Pirandello e «questa mia servetta Fantasia»

«L’estetica dell’Ottocento» ha scritto Benedetto Croce, «foggiò la distinzione che si ritrova in non pochi dei suoi filosofi, tra fantasia (che sarebbe la peculiare facoltà artistica) e l’immaginazione che sarebbe facoltà extra artistica». A fronte del carattere ‘creativo’ della fantasia, precisa Croce, «l’immaginazione è parassita e adatta a combinazioni estrinseche e non a generare l’organismo e la vita».

L’organismo che è l’opera d’arte, viva nella sua irripetibile compiutezza. La fantasia è indicata come la facoltà creatrice per eminenza, è riguardata come la dote intrinsecamente poetica ovvero capace di conferire forma. La fantasia concepisce secondo un intendimento a comporre, si muove a dare consistenza formale allo spontaneo susseguirsi in noi di stimoli, di impressioni, di sensazioni. Si avvale e richiede il ricorso ai mezzi propri dell’arte.

La fantasia plasma le percezioni che riceviamo, le emozioni che patiamo e le restituisce in motivi, le delinea in figurazioni, le compone in forme coerenti. Crea, appunto. E creare è dare vita.

Tenere presenti queste acquisizioni dell’estetica romantica relative alla distinzione tra fantasia e immaginazione può risultare di una qualche utilità per chi intenda seguire Luigi Pirandello nelle pagine della Prefazione apposta a Sei personaggi in cerca d’autore. Esse si aprono con quell’esordio famoso: «È da tanti anni a servizio della mia arte (ma come fosse da jeri) una servetta sveltissima e non per tanto nuova sempre del mestiere. Si chiama Fantasia».

E la servetta, come è nei suoi compiti, si muove in casa di Pirandello da una stanza all’altra, giorno dopo giorno. E in certe ore, poi, della giornata, specialmente si dà molto daffare e il suo lavoro si fa allora più intenso ed efficace. La notte, in camera da letto, tra la veglia e il sonno. Nei tardi pomeriggi, quando cala lentamente la luce e una penombra si diffonde, ma piano piano, illudendo una leggerezza nuova degli arredi e conferendo all’intonaco delle pareti la magica virtù d’una materia attraversabile.

Racconta Pirandello: «Orbene, questa mia servetta Fantasia ebbe, parecchi anni or sono, la cattiva ispirazione o il malaugurato capriccio di condurmi in casa tutta una famiglia, non saprei dir dove né come ripescata, ma da cui, a suo credere, avrei potuto cavare il soggetto per un magnifico romanzo».

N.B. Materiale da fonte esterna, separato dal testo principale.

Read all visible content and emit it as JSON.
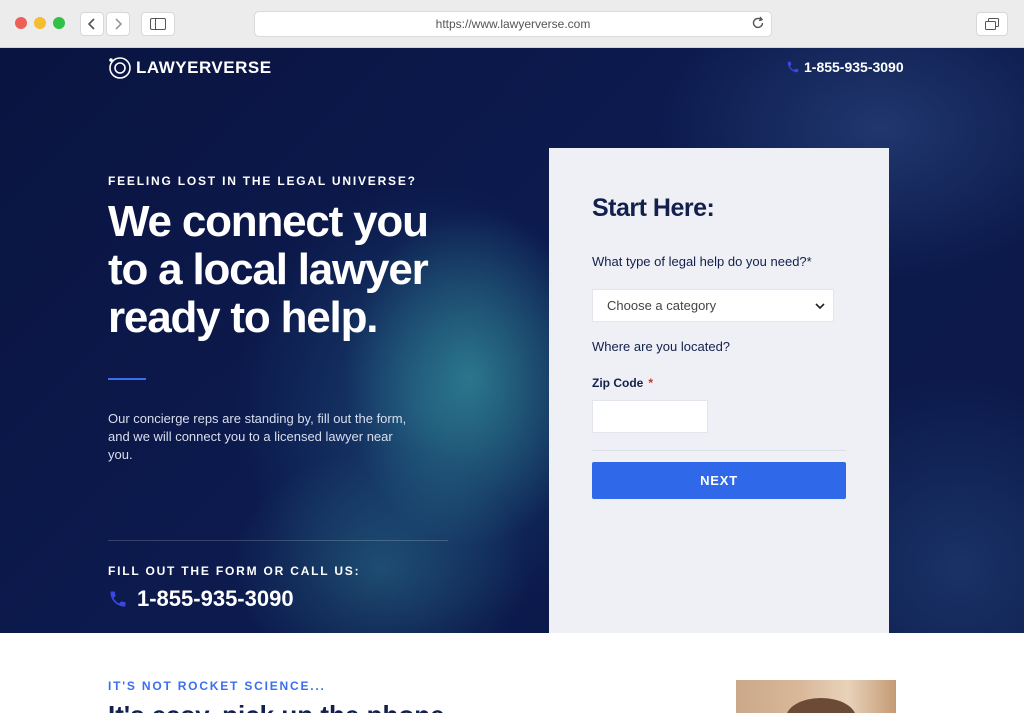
{
  "browser": {
    "url": "https://www.lawyerverse.com"
  },
  "header": {
    "logo_text": "LAWYERVERSE",
    "phone": "1-855-935-3090"
  },
  "hero": {
    "eyebrow": "FEELING LOST IN THE LEGAL UNIVERSE?",
    "headline": "We connect you to a local lawyer ready to help.",
    "description": "Our concierge reps are standing by, fill out the form, and we will connect you to a licensed lawyer near you.",
    "cta_label": "FILL OUT THE FORM OR CALL US:",
    "cta_phone": "1-855-935-3090"
  },
  "form": {
    "title": "Start Here:",
    "question_help": "What type of legal help do you need?*",
    "category_select": "Choose a category",
    "question_location": "Where are you located?",
    "zip_label": "Zip Code",
    "zip_required": "*",
    "zip_value": "",
    "next_label": "NEXT"
  },
  "section": {
    "eyebrow": "IT'S NOT ROCKET SCIENCE...",
    "heading": "It's easy, pick up the phone"
  },
  "colors": {
    "accent_blue": "#3068ea",
    "navy_text": "#13204d",
    "hero_bg": "#0c1a4e",
    "card_bg": "#eef0f5"
  }
}
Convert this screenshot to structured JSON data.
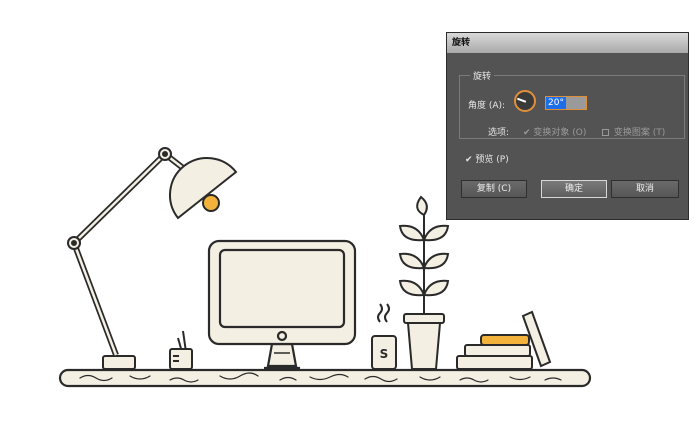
{
  "dialog": {
    "title": "旋转",
    "group_title": "旋转",
    "angle_label": "角度 (A):",
    "angle_value": "20°",
    "options_label": "选项:",
    "option_transform_objects": "变换对象 (O)",
    "option_transform_patterns": "变换图案 (T)",
    "preview_label": "预览 (P)",
    "copy_button": "复制 (C)",
    "ok_button": "确定",
    "cancel_button": "取消",
    "preview_checked": true,
    "transform_objects_checked": true,
    "transform_patterns_checked": false
  },
  "illustration": {
    "mug_letter": "S"
  },
  "colors": {
    "line": "#2a2a2a",
    "cream": "#f4efe3",
    "accent_yellow": "#f3b23b",
    "dialog_bg": "#535353",
    "angle_highlight": "#1e6ee8",
    "orange_border": "#e0903a"
  },
  "icons": {
    "preview_check": "✔",
    "objects_check": "✔"
  }
}
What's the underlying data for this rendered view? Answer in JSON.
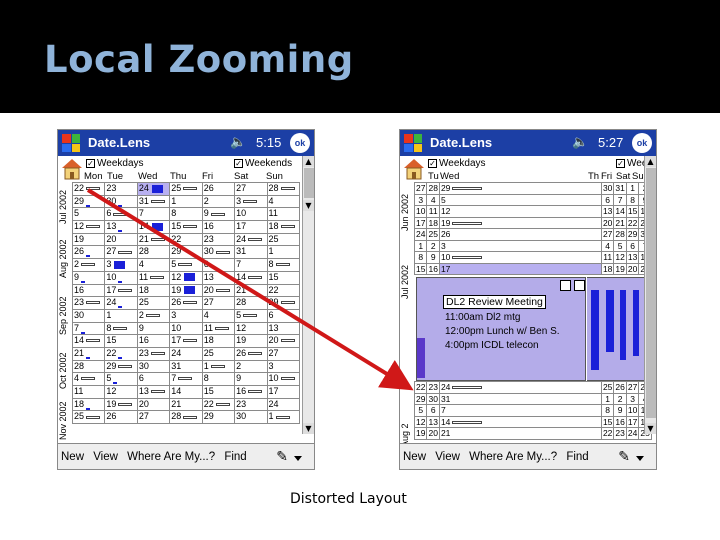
{
  "slide": {
    "title": "Local Zooming",
    "caption": "Distorted Layout"
  },
  "app": {
    "name": "Date.Lens",
    "brand_color": "#1c3fa5",
    "highlight_color": "#b8b0f0",
    "event_color": "#1a20d8"
  },
  "left": {
    "time": "5:15",
    "ok": "ok",
    "weekdays": "Weekdays",
    "weekends": "Weekends",
    "days": [
      "Mon",
      "Tue",
      "Wed",
      "Thu",
      "Fri",
      "Sat",
      "Sun"
    ],
    "months": [
      "Jul 2002",
      "Aug 2002",
      "Sep 2002",
      "Oct 2002",
      "Nov 2002"
    ],
    "weeks": [
      [
        "22",
        "23",
        "24",
        "25",
        "26",
        "27",
        "28"
      ],
      [
        "29",
        "30",
        "31",
        "1",
        "2",
        "3",
        "4"
      ],
      [
        "5",
        "6",
        "7",
        "8",
        "9",
        "10",
        "11"
      ],
      [
        "12",
        "13",
        "14",
        "15",
        "16",
        "17",
        "18"
      ],
      [
        "19",
        "20",
        "21",
        "22",
        "23",
        "24",
        "25"
      ],
      [
        "26",
        "27",
        "28",
        "29",
        "30",
        "31",
        "1"
      ],
      [
        "2",
        "3",
        "4",
        "5",
        "6",
        "7",
        "8"
      ],
      [
        "9",
        "10",
        "11",
        "12",
        "13",
        "14",
        "15"
      ],
      [
        "16",
        "17",
        "18",
        "19",
        "20",
        "21",
        "22"
      ],
      [
        "23",
        "24",
        "25",
        "26",
        "27",
        "28",
        "29"
      ],
      [
        "30",
        "1",
        "2",
        "3",
        "4",
        "5",
        "6"
      ],
      [
        "7",
        "8",
        "9",
        "10",
        "11",
        "12",
        "13"
      ],
      [
        "14",
        "15",
        "16",
        "17",
        "18",
        "19",
        "20"
      ],
      [
        "21",
        "22",
        "23",
        "24",
        "25",
        "26",
        "27"
      ],
      [
        "28",
        "29",
        "30",
        "31",
        "1",
        "2",
        "3"
      ],
      [
        "4",
        "5",
        "6",
        "7",
        "8",
        "9",
        "10"
      ],
      [
        "11",
        "12",
        "13",
        "14",
        "15",
        "16",
        "17"
      ],
      [
        "18",
        "19",
        "20",
        "21",
        "22",
        "23",
        "24"
      ],
      [
        "25",
        "26",
        "27",
        "28",
        "29",
        "30",
        "1"
      ]
    ]
  },
  "right": {
    "time": "5:27",
    "ok": "ok",
    "weekdays": "Weekdays",
    "weekends": "Wee",
    "days": [
      "Tu",
      "Wed",
      "Th",
      "Fri",
      "Sat",
      "Su"
    ],
    "months": [
      "Jun 2002",
      "Jul 2002",
      "Aug 2"
    ],
    "top_rows": [
      [
        "27",
        "28",
        "29",
        "30",
        "31",
        "1",
        "2"
      ],
      [
        "3",
        "4",
        "5",
        "6",
        "7",
        "8",
        "9"
      ],
      [
        "10",
        "11",
        "12",
        "13",
        "14",
        "15",
        "16"
      ],
      [
        "17",
        "18",
        "19",
        "20",
        "21",
        "22",
        "23"
      ],
      [
        "24",
        "25",
        "26",
        "27",
        "28",
        "29",
        "30"
      ],
      [
        "1",
        "2",
        "3",
        "4",
        "5",
        "6",
        "7"
      ],
      [
        "8",
        "9",
        "10",
        "11",
        "12",
        "13",
        "14"
      ],
      [
        "15",
        "16",
        "17",
        "18",
        "19",
        "20",
        "21"
      ]
    ],
    "bottom_rows": [
      [
        "22",
        "23",
        "24",
        "25",
        "26",
        "27",
        "28"
      ],
      [
        "29",
        "30",
        "31",
        "1",
        "2",
        "3",
        "4"
      ],
      [
        "5",
        "6",
        "7",
        "8",
        "9",
        "10",
        "11"
      ],
      [
        "12",
        "13",
        "14",
        "15",
        "16",
        "17",
        "18"
      ],
      [
        "19",
        "20",
        "21",
        "22",
        "23",
        "24",
        "25"
      ]
    ],
    "event_title": "DL2 Review Meeting",
    "events": [
      "11:00am  Dl2 mtg",
      "12:00pm  Lunch w/ Ben S.",
      "4:00pm   ICDL telecon"
    ]
  },
  "menu": [
    "New",
    "View",
    "Where Are My...?",
    "Find"
  ]
}
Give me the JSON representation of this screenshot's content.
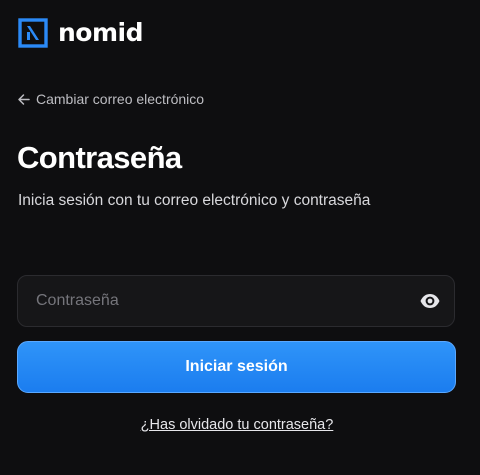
{
  "brand": {
    "name": "nomid",
    "logo_icon": "nomid-logo-icon",
    "accent_color": "#2b8af7"
  },
  "back_link": {
    "icon": "arrow-left-icon",
    "label": "Cambiar correo electrónico"
  },
  "heading": {
    "title": "Contraseña",
    "subtitle": "Inicia sesión con tu correo electrónico y contraseña"
  },
  "password_field": {
    "value": "",
    "placeholder": "Contraseña",
    "toggle_icon": "eye-icon"
  },
  "submit": {
    "label": "Iniciar sesión",
    "color": "#2b8af7"
  },
  "forgot_link": {
    "label": "¿Has olvidado tu contraseña?"
  },
  "colors": {
    "background": "#0e0e10",
    "input_background": "#161618"
  }
}
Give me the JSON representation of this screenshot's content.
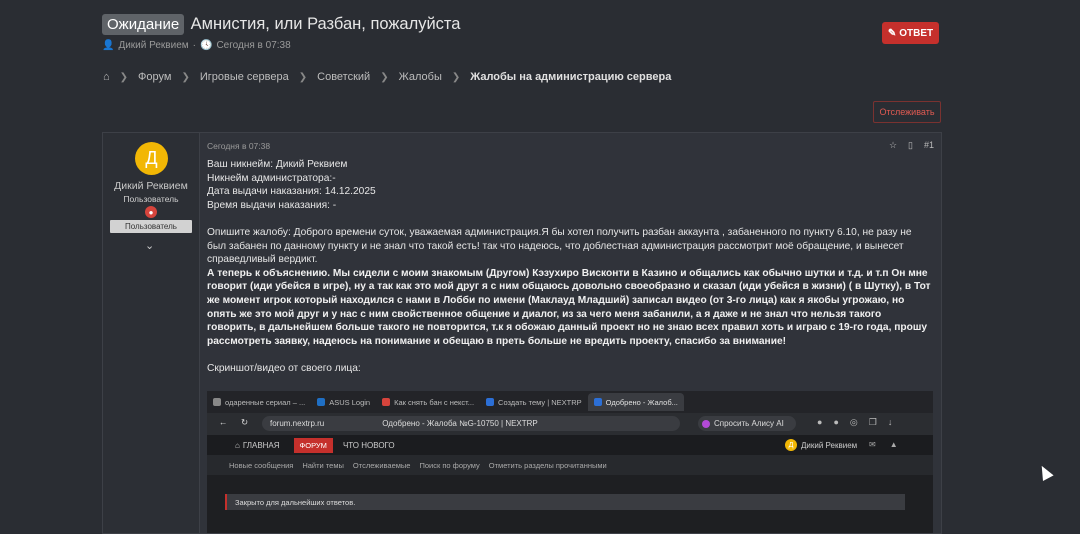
{
  "header": {
    "status": "Ожидание",
    "title": "Амнистия, или Разбан, пожалуйста",
    "author": "Дикий Реквием",
    "date": "Сегодня в 07:38",
    "reply": "ОТВЕТ"
  },
  "breadcrumbs": [
    "Форум",
    "Игровые сервера",
    "Советский",
    "Жалобы",
    "Жалобы на администрацию сервера"
  ],
  "watch": "Отслеживать",
  "post": {
    "user": {
      "avatar_letter": "Д",
      "name": "Дикий Реквием",
      "role": "Пользователь",
      "role_banner": "Пользователь"
    },
    "time": "Сегодня в 07:38",
    "number": "#1",
    "lines": [
      "Ваш никнейм: Дикий Реквием",
      "Никнейм администратора:-",
      "Дата выдачи наказания: 14.12.2025",
      "Время выдачи наказания: -",
      "Опишите жалобу: Доброго времени суток, уважаемая администрация.Я бы хотел получить разбан аккаунта , забаненного по пункту 6.10, не разу не был забанен по данному пункту и не знал что такой есть! так что надеюсь, что доблестная администрация рассмотрит моё обращение, и вынесет справедливый вердикт.",
      "А теперь к объяснению. Мы сидели с моим знакомым (Другом) Кэзухиро Висконти в Казино и общались как обычно шутки и т.д. и т.п Он мне говорит (иди убейся в игре), ну а так как это мой друг я с ним общаюсь довольно своеобразно и сказал (иди убейся в жизни) ( в Шутку), в Тот же момент игрок который находился с нами в Лобби по имени (Маклауд Младший) записал видео (от 3-го лица) как я якобы угрожаю, но опять же это мой друг и у нас с ним свойственное общение и диалог, из за чего меня забанили, а я даже и не знал что нельзя такого говорить, в дальнейшем больше такого не повторится, т.к я обожаю данный проект но не знаю всех правил хоть и играю с 19-го года, прошу рассмотреть заявку, надеюсь на понимание и обещаю в преть больше не вредить проекту, спасибо за внимание!",
      "Скриншот/видео от своего лица:"
    ]
  },
  "screenshot": {
    "tabs": [
      "одаренные сериал – ...",
      "ASUS Login",
      "Как снять бан с некст...",
      "Создать тему | NEXTRP",
      "Одобрено - Жалоб..."
    ],
    "url": "forum.nextrp.ru",
    "page_title": "Одобрено - Жалоба №G-10750 | NEXTRP",
    "alice": "Спросить Алису AI",
    "nav": {
      "home": "ГЛАВНАЯ",
      "forum": "ФОРУМ",
      "whats_new": "ЧТО НОВОГО",
      "user": "Дикий Реквием"
    },
    "subnav": [
      "Новые сообщения",
      "Найти темы",
      "Отслеживаемые",
      "Поиск по форуму",
      "Отметить разделы прочитанными"
    ],
    "closed_notice": "Закрыто для дальнейших ответов."
  }
}
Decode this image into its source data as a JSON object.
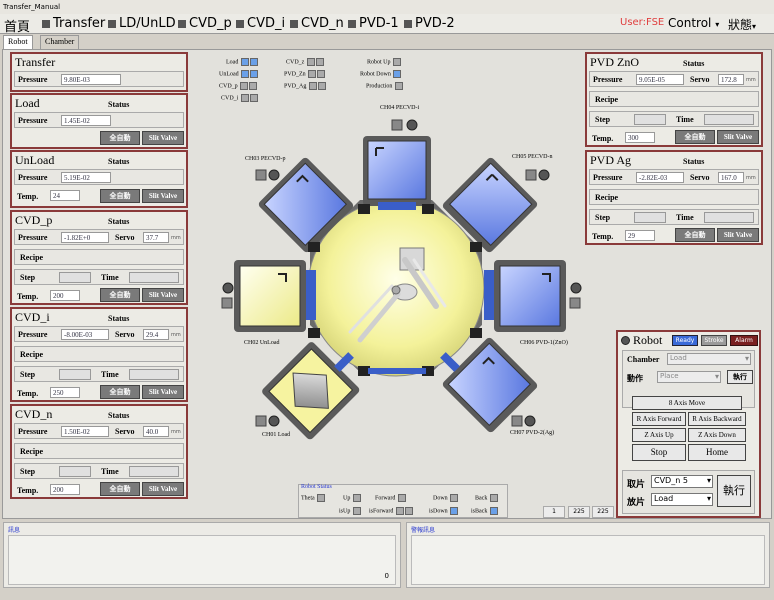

Già, perché la fantasia, abbiam visto, cospira a render viva in una sua propria identità, questa e non un’altra, costruita nei puntuali modi dell’arte, una presenza effimera che appare nel mobile e transeunte regno dell’immaginazione. Accrescerla allora, quella presenza, incrementarla e renderla peculiare e riconoscibile nei suoi tratti, così come ravvisi i connotati di un volto, così come cogli un’attitudine che si esprime in un gesto.

Dunque è questione di far crescere entro di sé quell’apparenza che si è profilata allo stato nascente, coltivarla, allevarla ossia farsene autore. «Quale autore potrà mai dire come e perché un personaggio gli sia nato nella fantasia? Il mistero della creazione artistica è il mistero stesso della nascita naturale», considera Pirandello. E riflette: «Così un artista, vivendo, accoglie in sé tanti germi della vita, e non può mai dire come e perché, a un certo momento, uno di questi germi vitali gli si inserisca nella fantasia per divenire anch’esso una creatura viva in un piano di vita superiore alla volubile esistenza quotidiana».

Si sa come l’opera di Pirandello sia animata, con crescente intensità d’espressione e nettezza filosofica, da una affilata indagine sul plesso arte-vita. Essa prende evidenza come creazione di un carattere, e le presenze, i fantasmi che accedono alla sua casa, acquistano consistenza di personaggi perché trovano il loro costrutto nelle domande e nei dubbi di Pirandello medesimo, ne «i travagli del mio spirito», come egli dice: «l’inganno della comprensione reciproca fondato irrimediabilmente sulla vuota astrazione delle parole; la molteplice personalità d’ognuno secondo tutte le possibilità d’essere che si trovano in ciascuno di noi; e infine il tragico conflitto immanente tra la vita che di continuo si muove e cambia e la forma che la fissa, immutabile».